Тимоша бросил на стол ещё три рубля. Старикашка брезгливо смел их со стола, будто объедки голой рукой снимал. Не прощаясь и не кланяясь, нахлобучил рваную шапчонку и шастнул за порог.
Иван Исакович, сощурив глаза, молчал. Затем проговорил раздумчиво:
– Перво Костю упреди. А после того, не позже завтрашнего утра вместе с Костей беги, Тимофей, за рубеж. – Иного пути у тебя нет. А чтоб Кузьма Хватов с тебя сто рублей не взыскал – сожги избу. С погорельца – долга ростовщику нет. Да и жена за мужа не ответчица.
«Ах, ловок Иван Исакович, – подумал Тимоша, – все предусмотрел, да как быстро». И, обняв друга за плечи, сказал Тимоша жарко:
– Век тебе этого не забуду, Иван Исакович.
Глава девятая. Розыск
Решёточный приказчик Овсей Ручьев издали заметил лощадь, запряженную в телегу. На телеге же увидел Овсей домашний скарб, да бабу с двумя малолетками. Выехала лошадь из проулка, что упирался в улицу Варварку. Рядом с телегой шагали два дюжих мужика. Светало. Блекли звезды. Повозка тяжело прогрохотала по бревенчатому настилу Варварки и свернула вниз к Москве-реке, скрывшись за беспорядочно стоявшими избами.
«Ни свет, ни заря», – подумал Овсей. И пошел дальше, негромко постукивая по доске, и вполголоса покрикивая: «Слушай!»
Тихо было вокруг и безлюдно. Не вскрикивали петухи, спали собаки. И только ночные сторожа с разных сторон выкрикивали свое «Слушай!»
И вдруг Овсей услышал слабый треск и вслед за тем увидел высокий желтый всполох огня, взметнувшийся над одной из изб. Это было столь неожиданно, что Овсей вначале подумал: «Привиделось что ли?» Но тотчас же над крышей вновь взлетели языки пламени. На этот раз уже два – желтый и красный. Тихо постояли в недвижном воздухе, а потом сплелись друг с другом и метнулись над крышей, будто молодайка в новом сарафане впляс пошла.
Тут-то Овсей и ударил в доску изо всей мочи, и, не помня себя заорал:
– Караул! Горим!
Что было потом, помнил он плохо. Бежали какие-то люди, неодетые, сонные. Простоволосые бабы в исподних холщовых рубахах передавали по цепочке ведра от двух ближних колодезей. Мужики с баграми метались вокруг горящей избы, как черти в аду возле грешника, норовя покрепче зацепиться крюком да посильнее дёрнуть. Другие мужики окатывали водой соседние избы, валили заборы, чтобы огонь по доскам не перебежал в соседние дворы.
Когда изба рухнула и огонь лениво заплескался на куче обгорелых бревен и досок, появился объезжий голова Митяй Коростин.

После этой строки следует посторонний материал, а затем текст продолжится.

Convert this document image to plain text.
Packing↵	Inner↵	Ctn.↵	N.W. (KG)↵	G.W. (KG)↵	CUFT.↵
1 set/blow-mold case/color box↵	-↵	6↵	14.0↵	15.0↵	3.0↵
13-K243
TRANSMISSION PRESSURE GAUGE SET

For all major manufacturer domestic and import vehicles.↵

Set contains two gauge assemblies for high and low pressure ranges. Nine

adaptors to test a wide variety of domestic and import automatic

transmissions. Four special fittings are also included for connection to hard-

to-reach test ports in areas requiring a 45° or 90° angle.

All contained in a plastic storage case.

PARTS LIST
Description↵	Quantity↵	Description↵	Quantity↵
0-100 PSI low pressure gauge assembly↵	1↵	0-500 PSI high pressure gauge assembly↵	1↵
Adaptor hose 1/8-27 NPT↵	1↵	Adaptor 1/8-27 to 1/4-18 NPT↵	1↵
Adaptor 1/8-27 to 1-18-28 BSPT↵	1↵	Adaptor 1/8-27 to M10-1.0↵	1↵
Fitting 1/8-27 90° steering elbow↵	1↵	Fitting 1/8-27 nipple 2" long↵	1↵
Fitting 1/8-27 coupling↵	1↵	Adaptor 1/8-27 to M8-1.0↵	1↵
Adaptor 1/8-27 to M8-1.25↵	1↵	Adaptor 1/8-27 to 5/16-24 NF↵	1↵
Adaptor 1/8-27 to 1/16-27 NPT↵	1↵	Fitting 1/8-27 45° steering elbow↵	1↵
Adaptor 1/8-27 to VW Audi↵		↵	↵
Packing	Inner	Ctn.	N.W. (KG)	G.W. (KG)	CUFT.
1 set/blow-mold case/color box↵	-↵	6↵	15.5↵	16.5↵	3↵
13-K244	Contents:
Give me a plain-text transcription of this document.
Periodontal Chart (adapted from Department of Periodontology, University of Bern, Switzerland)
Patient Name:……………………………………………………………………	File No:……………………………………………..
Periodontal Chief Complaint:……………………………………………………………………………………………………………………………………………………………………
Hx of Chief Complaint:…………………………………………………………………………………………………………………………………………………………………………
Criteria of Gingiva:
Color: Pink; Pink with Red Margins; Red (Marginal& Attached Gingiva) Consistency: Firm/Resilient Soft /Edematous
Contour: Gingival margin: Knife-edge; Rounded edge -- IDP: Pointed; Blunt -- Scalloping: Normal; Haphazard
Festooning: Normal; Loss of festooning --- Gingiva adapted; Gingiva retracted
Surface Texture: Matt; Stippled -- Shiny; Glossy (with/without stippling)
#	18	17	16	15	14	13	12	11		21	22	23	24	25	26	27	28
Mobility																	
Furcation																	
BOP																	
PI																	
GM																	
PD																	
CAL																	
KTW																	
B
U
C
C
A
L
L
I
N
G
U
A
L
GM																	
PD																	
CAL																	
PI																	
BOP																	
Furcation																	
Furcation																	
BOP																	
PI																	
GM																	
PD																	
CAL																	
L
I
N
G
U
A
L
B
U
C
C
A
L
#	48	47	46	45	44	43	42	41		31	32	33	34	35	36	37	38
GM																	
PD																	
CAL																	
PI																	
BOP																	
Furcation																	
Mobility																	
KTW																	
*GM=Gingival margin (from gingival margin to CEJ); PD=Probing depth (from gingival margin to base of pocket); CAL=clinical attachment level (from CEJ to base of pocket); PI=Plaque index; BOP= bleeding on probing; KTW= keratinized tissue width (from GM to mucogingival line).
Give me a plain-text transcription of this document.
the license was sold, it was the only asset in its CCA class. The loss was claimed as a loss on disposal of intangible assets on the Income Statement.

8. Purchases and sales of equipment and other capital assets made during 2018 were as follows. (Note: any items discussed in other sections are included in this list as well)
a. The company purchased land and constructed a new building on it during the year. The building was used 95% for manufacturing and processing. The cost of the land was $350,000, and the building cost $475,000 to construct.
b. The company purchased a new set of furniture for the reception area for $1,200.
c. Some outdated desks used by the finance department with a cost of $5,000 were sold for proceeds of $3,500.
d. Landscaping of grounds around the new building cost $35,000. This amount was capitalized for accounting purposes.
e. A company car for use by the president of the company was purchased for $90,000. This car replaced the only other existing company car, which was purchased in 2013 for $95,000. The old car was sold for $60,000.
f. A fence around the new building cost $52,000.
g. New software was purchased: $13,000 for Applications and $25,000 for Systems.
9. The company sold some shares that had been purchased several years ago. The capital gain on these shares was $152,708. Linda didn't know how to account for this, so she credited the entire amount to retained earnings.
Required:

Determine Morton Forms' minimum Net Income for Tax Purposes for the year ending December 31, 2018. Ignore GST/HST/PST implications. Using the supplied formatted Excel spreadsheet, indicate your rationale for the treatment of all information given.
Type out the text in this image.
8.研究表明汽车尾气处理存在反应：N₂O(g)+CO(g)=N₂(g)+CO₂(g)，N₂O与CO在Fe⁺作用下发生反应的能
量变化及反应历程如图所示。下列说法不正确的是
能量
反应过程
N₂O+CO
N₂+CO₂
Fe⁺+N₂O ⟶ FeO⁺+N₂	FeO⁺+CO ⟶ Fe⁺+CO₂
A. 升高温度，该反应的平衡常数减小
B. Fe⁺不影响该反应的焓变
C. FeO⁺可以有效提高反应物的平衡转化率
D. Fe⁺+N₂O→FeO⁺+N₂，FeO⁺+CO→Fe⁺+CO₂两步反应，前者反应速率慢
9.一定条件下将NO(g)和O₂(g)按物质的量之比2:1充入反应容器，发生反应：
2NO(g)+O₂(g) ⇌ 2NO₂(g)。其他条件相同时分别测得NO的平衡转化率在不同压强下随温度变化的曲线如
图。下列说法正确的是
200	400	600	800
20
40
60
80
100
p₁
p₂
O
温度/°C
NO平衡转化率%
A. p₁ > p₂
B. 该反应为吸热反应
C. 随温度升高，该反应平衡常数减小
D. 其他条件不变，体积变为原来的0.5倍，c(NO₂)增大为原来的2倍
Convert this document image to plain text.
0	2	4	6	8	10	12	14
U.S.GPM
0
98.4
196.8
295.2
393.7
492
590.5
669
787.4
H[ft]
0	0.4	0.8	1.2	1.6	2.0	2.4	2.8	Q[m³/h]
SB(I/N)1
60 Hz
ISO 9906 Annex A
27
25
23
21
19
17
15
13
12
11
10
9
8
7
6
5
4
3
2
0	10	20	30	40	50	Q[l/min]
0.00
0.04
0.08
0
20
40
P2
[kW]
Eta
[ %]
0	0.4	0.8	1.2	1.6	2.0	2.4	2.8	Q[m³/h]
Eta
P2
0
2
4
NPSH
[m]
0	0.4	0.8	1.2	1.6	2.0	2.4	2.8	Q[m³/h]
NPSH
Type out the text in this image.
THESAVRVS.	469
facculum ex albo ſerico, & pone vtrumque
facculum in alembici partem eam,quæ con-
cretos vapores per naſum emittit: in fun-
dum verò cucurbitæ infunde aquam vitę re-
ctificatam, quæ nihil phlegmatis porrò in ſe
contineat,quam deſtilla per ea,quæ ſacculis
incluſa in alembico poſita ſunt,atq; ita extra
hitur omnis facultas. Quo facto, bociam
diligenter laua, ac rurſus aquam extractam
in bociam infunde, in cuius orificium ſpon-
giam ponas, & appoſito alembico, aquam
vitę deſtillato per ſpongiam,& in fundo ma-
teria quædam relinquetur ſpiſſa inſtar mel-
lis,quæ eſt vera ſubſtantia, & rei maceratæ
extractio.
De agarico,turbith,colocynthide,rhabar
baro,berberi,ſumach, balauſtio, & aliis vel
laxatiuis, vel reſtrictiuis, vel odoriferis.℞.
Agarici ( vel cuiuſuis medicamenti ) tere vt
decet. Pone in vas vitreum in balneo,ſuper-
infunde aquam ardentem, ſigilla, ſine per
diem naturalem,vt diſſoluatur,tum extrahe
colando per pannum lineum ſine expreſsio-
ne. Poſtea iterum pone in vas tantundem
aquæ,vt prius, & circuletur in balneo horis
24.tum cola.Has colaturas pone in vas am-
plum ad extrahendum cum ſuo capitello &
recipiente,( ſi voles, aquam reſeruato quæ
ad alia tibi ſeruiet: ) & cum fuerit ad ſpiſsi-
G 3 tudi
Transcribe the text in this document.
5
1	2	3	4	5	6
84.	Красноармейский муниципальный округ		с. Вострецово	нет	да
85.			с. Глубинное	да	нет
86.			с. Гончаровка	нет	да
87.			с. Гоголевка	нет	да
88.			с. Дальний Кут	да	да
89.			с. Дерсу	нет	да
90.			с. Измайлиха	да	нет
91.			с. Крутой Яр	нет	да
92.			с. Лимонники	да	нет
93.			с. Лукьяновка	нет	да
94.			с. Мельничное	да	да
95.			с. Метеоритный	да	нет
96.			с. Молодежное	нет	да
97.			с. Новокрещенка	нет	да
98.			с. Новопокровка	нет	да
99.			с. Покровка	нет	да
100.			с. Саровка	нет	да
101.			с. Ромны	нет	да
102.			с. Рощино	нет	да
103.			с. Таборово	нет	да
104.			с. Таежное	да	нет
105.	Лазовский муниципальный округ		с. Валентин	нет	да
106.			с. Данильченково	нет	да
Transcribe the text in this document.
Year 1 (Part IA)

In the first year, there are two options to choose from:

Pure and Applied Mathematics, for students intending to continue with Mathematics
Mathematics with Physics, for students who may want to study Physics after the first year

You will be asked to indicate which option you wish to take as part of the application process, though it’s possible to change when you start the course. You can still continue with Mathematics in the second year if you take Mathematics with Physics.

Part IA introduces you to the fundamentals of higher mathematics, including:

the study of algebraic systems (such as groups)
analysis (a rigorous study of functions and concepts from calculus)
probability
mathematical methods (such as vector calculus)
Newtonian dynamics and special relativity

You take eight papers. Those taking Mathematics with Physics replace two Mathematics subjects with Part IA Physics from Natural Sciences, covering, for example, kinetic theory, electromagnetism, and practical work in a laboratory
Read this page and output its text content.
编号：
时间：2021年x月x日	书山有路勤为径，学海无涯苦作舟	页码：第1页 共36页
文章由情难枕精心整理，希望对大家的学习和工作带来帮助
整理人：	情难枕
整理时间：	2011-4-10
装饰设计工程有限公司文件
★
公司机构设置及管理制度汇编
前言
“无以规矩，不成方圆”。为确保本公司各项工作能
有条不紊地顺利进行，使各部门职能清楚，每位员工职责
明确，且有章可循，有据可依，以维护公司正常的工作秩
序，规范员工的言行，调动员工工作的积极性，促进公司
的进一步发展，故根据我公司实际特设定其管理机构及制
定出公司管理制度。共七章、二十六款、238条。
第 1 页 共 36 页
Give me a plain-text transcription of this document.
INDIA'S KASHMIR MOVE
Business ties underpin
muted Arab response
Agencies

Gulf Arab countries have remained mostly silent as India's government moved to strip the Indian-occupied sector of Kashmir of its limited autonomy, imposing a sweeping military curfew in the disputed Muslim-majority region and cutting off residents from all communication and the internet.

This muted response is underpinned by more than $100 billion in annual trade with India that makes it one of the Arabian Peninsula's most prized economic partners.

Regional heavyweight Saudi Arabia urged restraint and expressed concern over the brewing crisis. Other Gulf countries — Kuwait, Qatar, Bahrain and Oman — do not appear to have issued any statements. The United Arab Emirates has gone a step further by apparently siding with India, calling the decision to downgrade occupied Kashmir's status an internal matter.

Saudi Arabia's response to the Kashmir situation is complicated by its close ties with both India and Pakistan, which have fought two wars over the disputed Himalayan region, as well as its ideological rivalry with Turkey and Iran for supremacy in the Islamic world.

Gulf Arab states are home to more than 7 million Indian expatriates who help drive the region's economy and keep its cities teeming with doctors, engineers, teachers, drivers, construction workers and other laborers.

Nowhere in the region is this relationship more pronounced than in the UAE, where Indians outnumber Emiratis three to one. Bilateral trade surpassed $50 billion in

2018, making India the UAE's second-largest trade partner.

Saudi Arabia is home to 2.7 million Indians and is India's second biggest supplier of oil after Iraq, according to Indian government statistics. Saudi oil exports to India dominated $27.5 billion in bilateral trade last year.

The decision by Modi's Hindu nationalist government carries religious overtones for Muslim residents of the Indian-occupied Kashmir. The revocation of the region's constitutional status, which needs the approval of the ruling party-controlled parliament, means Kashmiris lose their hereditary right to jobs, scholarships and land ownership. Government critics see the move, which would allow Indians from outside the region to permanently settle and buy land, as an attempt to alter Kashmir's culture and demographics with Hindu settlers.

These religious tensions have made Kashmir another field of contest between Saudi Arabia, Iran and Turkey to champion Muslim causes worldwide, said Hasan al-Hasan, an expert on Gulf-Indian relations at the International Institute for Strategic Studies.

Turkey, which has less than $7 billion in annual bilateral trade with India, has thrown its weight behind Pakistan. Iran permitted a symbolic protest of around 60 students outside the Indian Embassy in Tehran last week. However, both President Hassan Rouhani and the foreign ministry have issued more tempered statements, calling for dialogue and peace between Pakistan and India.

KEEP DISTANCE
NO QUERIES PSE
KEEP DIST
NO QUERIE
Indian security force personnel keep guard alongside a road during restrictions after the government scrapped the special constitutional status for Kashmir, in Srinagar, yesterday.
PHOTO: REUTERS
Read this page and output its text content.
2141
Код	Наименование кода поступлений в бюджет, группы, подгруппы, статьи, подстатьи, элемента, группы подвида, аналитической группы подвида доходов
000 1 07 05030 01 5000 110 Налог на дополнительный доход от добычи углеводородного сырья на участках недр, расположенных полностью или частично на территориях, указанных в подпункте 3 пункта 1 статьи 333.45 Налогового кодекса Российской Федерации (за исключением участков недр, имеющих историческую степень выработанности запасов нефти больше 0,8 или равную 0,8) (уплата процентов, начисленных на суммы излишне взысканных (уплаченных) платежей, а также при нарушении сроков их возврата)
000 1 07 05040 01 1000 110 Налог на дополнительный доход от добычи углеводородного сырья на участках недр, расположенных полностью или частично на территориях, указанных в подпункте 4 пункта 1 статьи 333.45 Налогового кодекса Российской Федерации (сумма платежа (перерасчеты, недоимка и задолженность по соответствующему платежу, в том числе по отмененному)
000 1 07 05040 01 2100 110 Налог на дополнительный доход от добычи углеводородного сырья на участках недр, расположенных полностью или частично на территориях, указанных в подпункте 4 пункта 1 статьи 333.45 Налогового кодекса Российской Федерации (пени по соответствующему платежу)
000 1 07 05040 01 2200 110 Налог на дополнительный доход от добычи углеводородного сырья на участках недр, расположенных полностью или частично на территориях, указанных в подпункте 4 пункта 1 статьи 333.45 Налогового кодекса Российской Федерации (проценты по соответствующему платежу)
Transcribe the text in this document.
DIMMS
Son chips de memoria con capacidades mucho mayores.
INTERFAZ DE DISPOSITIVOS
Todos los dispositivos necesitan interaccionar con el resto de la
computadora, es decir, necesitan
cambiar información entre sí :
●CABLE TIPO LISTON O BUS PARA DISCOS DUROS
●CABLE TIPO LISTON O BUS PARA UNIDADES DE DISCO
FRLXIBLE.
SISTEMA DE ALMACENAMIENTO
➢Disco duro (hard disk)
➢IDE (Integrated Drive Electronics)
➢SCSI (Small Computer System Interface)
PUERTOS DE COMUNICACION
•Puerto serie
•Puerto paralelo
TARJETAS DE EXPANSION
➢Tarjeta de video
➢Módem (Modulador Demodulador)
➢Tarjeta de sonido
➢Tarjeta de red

– Кто видел, как изба занялась? – спрашивал Митяй грозно, но видоков не оказывалось: отговаривались тем, что де спали и выбежали на пожар после многих других.
Пришлось говорить Овсею, упирая на то, что если бы не спохватился он, Овсей, сразу – выгорела бы вся улица.
Спрошенные Митяем соседи погорельца ответствовали одно и то же: жил де в избе, что ныне сгорела, Тимошка Демьянов сын Анкудинов, приказа Новой Четверти подьячий, с жёнкой своей Наташкой, да с двумя малолетками Ванькой да Глашкой, а отчего изба загорелась того де они, соседи, не ведают.
Объезжий голова соседских мужиков по избам не отпустил. Велел горелые брёвна по одному раскатать, водой пепелище залить и после того всем сказал приходить в Земский приказ к думному дворянину Никите Наумовичу Беглецову. А Овсею наказал быть в том приказе ранее других, ибо с него, Овсея, начнут государевы служилые люди розыск: как на Варварке в ночь с 21 на 22 июня 7151 года учинился пожар и кто в том пожаре виновен.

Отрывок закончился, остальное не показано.